Last week, the Seasonal School “Ethos+tekhne, a new generation of researchers”, took place in Pisa. This was a groundbreaking student-led activity organised by Scoula Normale Superiore, Scuola Superiore Sant’Anna and Université Paris Sciences et Lettres which was selected for funding by the first EELISA Joint Call.
During this one-week schoool, participants from different EELISA institutions came together to discuss key chapters of the Ethics Guidelines for Trustworthy AI. The event was ideated and managed by Stefano Vrizzi, Ph.D. on AI Sciences at PSL and Marie Curie PhD research fellow within the AI4theSciences programme; along with representatives from Scuola Normale Superiore, Paris Sciences et Lettres and Scuola Superiore Sant’Anna.
Konstantinos Parginos, Ph.D. at the Centre PERSEE of Mines ParisTech and Marie Curie Scholarship grantee as well, was part of the organizational team. We asked him to share with us his first-hand experience as an #EELISANarrator.
The Ethos and Tekhne Spring School took place in Pisa, Italy, from the 6th to the 10th of March, 2023. An event sponsored by EELISA with the goal of exploring the ethical aspects of AI and the technical ways to address them. The week-long event featured a series of workshops, talks, and discussions led by experts from different fields, such as AI Researchers, Philosophers, Economists, Big-Tech Leaders, Journalists, Lawyers, Members of the EU Parliament and Citizens, to address the most pressing issues related to AI ethics. We tried to express the need for a holistic view when attempting to solve such big challenges. Each day was dedicated to a specific theme, starting with the socio-economic impact of AI, followed by EU regulations for a fair and private AI, explainable AI (XAI), AI biases and trustworthiness, and finally, liability in AI.
During the first day, experts discussed the impact of AI on society and the economy, examining the potential benefits and risks and the ethical concerns associated with AI implementation. On the second day, the focus shifted towards EU regulations and standards that should be implemented to ensure a fair and private AI ecosystem.

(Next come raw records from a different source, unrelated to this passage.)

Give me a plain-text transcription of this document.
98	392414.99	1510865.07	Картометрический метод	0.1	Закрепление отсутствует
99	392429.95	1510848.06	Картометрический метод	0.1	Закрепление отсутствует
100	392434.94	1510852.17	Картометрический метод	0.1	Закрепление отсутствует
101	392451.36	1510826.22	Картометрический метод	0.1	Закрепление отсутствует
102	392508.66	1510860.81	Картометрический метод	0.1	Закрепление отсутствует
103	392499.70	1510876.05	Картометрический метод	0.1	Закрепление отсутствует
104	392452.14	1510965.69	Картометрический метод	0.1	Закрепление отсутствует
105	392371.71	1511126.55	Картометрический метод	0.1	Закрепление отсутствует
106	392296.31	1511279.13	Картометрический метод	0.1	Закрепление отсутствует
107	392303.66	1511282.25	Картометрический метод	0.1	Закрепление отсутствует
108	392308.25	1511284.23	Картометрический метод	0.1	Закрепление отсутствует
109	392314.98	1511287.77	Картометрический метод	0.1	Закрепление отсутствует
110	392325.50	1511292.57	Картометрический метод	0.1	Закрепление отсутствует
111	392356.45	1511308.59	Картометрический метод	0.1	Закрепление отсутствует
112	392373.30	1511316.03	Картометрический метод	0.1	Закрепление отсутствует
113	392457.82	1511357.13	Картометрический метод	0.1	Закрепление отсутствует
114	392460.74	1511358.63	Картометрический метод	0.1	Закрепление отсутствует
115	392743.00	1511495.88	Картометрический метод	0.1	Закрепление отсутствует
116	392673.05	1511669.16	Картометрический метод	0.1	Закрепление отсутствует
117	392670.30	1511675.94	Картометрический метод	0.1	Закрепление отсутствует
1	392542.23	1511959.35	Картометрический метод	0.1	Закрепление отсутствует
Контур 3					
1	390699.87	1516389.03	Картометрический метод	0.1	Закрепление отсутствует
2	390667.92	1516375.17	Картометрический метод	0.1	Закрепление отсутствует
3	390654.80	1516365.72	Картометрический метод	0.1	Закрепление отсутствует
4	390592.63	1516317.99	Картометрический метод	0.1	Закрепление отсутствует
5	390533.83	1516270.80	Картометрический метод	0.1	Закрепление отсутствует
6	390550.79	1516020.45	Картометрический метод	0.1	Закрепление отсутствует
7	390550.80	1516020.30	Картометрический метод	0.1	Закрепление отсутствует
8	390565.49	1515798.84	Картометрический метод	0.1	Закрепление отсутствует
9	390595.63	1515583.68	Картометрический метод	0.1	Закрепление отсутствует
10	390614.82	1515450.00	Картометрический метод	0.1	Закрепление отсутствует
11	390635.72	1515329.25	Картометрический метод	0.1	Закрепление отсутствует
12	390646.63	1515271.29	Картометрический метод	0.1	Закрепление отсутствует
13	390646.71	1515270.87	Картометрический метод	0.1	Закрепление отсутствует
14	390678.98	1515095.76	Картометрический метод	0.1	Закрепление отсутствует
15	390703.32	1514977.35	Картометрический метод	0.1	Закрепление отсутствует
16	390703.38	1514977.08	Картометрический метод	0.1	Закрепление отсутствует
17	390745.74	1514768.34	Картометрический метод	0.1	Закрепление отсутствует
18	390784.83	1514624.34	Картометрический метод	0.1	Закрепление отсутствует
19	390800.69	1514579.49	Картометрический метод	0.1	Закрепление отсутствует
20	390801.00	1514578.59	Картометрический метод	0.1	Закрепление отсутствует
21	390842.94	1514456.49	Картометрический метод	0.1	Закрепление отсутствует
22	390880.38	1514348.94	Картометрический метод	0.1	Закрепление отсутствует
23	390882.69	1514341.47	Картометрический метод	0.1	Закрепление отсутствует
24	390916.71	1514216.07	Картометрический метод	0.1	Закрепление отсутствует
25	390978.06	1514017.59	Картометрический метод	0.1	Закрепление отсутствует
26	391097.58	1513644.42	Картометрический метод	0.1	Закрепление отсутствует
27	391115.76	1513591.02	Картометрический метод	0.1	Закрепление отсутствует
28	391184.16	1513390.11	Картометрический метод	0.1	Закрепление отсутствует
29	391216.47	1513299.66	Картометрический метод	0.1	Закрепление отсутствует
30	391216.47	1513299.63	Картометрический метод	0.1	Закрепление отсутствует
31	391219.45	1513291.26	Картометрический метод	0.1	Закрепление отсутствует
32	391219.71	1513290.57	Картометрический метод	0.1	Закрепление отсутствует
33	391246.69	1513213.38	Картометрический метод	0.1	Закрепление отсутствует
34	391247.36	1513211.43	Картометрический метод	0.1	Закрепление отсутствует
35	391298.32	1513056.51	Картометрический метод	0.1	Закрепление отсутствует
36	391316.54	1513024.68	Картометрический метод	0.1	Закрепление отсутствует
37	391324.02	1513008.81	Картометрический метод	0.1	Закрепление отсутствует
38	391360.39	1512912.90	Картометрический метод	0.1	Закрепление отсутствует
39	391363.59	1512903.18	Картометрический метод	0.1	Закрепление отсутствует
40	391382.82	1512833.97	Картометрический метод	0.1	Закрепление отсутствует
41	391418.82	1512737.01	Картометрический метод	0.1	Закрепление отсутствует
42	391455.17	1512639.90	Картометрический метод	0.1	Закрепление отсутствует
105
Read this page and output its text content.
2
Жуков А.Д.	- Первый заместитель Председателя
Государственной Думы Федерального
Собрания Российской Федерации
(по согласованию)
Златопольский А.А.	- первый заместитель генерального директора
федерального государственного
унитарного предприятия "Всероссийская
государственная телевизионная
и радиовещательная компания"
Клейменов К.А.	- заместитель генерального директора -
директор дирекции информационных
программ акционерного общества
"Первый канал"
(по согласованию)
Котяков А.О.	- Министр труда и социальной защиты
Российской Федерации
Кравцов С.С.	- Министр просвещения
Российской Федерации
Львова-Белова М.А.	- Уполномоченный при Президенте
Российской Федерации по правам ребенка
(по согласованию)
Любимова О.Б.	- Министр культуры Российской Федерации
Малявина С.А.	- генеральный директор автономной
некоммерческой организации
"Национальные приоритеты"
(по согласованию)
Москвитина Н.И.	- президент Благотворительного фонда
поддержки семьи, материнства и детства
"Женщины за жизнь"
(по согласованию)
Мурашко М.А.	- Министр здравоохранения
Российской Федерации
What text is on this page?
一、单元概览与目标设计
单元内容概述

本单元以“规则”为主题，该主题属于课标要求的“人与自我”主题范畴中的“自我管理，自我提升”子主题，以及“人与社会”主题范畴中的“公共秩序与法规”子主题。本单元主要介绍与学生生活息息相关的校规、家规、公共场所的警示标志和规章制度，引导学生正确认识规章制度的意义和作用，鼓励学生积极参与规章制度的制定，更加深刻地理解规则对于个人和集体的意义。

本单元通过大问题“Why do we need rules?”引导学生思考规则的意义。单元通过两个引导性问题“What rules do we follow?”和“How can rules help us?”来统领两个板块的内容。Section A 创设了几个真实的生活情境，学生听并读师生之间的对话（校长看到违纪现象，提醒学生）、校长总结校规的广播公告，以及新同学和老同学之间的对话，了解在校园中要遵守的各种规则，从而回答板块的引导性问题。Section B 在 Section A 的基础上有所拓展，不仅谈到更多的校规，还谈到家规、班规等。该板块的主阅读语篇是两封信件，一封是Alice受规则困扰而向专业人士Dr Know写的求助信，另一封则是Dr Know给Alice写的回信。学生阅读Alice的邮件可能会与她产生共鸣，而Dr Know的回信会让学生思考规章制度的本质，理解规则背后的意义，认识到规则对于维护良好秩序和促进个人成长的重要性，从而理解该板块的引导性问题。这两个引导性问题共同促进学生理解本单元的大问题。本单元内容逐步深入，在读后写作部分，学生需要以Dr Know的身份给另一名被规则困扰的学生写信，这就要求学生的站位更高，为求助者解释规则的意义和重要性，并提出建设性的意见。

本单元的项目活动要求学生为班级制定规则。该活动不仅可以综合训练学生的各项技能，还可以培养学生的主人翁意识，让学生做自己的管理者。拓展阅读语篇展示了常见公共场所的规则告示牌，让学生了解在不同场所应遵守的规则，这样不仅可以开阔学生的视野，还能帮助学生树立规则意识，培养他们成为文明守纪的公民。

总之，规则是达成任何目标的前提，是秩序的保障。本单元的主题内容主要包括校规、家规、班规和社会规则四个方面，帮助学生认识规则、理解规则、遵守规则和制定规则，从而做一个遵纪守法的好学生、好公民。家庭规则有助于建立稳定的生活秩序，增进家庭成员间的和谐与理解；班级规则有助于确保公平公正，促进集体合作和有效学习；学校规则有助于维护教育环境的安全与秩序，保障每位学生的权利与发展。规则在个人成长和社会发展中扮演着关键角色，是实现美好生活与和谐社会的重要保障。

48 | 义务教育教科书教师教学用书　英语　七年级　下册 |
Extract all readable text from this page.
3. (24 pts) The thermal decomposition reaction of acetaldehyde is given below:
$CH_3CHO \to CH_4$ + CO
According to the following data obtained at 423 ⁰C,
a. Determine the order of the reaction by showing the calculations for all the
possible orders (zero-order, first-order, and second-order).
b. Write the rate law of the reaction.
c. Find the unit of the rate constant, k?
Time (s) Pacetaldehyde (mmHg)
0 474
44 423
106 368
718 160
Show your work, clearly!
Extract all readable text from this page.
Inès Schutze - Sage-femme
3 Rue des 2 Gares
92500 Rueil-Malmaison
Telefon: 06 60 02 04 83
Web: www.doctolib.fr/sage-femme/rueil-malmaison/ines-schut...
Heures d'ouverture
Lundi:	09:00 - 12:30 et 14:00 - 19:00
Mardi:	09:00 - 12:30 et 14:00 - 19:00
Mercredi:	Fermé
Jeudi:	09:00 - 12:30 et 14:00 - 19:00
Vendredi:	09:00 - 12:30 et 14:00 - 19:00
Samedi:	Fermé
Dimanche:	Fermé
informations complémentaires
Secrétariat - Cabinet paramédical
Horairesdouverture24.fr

This discussion was particularly timely, given the ongoing debates on AI regulation at the EU level. The third day focused on the concept of explainable AI (XAI) and how it can help increase transparency and accountability in AI systems. The fourth day covered the issue of AI biases and trustworthiness, exploring how to address these challenges and prevent them from causing harm to individuals or groups. The event’s final day was dedicated to liability in AI, discussing the legal and ethical aspects of holding individuals and companies accountable for the consequences of AI systems they create or deploy. To wrap up the event, participants enjoyed a night at the cinema watching the movie “Her” by Spike Jonze, followed by a discussion about the film’s themes and how they relate to the ethical issues explored during the Spring School. This final session highlighted the importance of combining knowledge from different backgrounds to address complex ethical issues associated with AI.
Overall, the fact that participants expressed their will to follow up and actively contribute to Ethos and Tekhne Spring School next year indicates that it was a successful event. It’s a nice example of bottom-up initiatives organised by students for students with the support of EELISA funding that provided an opportunity to exchange ideas and perspectives on the most pressing issues related to AI ethics and fostered collaboration across disciplines to promote responsible AI development.
Konstantinos Parginos,
PhD Researcher
More about Konstantinos
He is working on enhancing the Interpretability of Artificial Intelligence tools in the Energy Sector and holds a M. Eng. in Electrical and Computer Engineering and finalising his M. Sc. degree in Management while receiving several professional certificates in Energy Transition. During his previous role at ENTSO-e in Brussels, Konstantinos coordinated the Pan European Market Modelling DataBase.